Der abwesende Dritte

In der Liebe gibt es ihn immer: Einer – manchmal sehr bestimmt, manchmal unbestimmt – der in seiner Abwesenheit immer anwesend ist. Im Idealfall, wenn der Liebe keine äußerlichen Widerstände im Weg stehen, ist es der Tod. Oder aber die Gewissheit, dass man den Anderen als Wesen nie ganz wird fassen können, dass man also lediglich zu zweit ein kleines bisschen weniger alleine ist.
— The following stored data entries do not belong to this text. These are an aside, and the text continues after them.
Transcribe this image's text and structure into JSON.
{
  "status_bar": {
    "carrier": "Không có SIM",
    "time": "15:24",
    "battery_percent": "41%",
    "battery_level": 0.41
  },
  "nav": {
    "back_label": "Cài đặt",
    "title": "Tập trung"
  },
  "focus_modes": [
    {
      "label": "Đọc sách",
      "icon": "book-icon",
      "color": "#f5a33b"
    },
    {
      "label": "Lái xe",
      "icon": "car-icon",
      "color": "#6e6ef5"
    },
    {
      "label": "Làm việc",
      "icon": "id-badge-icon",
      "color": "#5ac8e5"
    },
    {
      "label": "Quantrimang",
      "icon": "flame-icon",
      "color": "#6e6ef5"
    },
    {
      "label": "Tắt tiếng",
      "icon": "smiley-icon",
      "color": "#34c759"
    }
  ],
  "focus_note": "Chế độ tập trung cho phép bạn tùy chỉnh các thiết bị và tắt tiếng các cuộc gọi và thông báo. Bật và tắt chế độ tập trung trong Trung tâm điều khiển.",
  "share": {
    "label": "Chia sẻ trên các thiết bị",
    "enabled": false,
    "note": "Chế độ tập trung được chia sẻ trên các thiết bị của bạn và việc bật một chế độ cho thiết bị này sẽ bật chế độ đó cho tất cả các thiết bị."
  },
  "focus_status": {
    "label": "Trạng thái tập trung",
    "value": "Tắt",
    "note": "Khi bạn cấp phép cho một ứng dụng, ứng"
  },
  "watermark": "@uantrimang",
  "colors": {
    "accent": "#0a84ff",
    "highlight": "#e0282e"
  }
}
Was in dieser Form eine schmerzliche Gewissheit sein mag, könnte aber auch als Grundmerkmal der romantischen Liebe gedeutet werden. Also als etwas, dem es zu begegnen gilt, das man aushalten muss, bei dem kein Wegschauen hilft. Die Umkehrung ganz abgeschlossen hätte man in der Liebesbeziehung zu einem vergebenen Anderen. Der betrogene Dritte würde dann die Stelle des abwesenden – und damit anwesenden – Dritten einnehmen, die Stelle des Unbestimmten, das wie ein Fatum hereinbrechen kann, das mit seiner Gewalt alles in den Abgrund reißen würde. Eine Liebe, die das aushalten könnte, würde über den Satz „bis in alle Ewigkeit“ nur herzhaft lachen – und dennoch ganz bei sich selbst sein.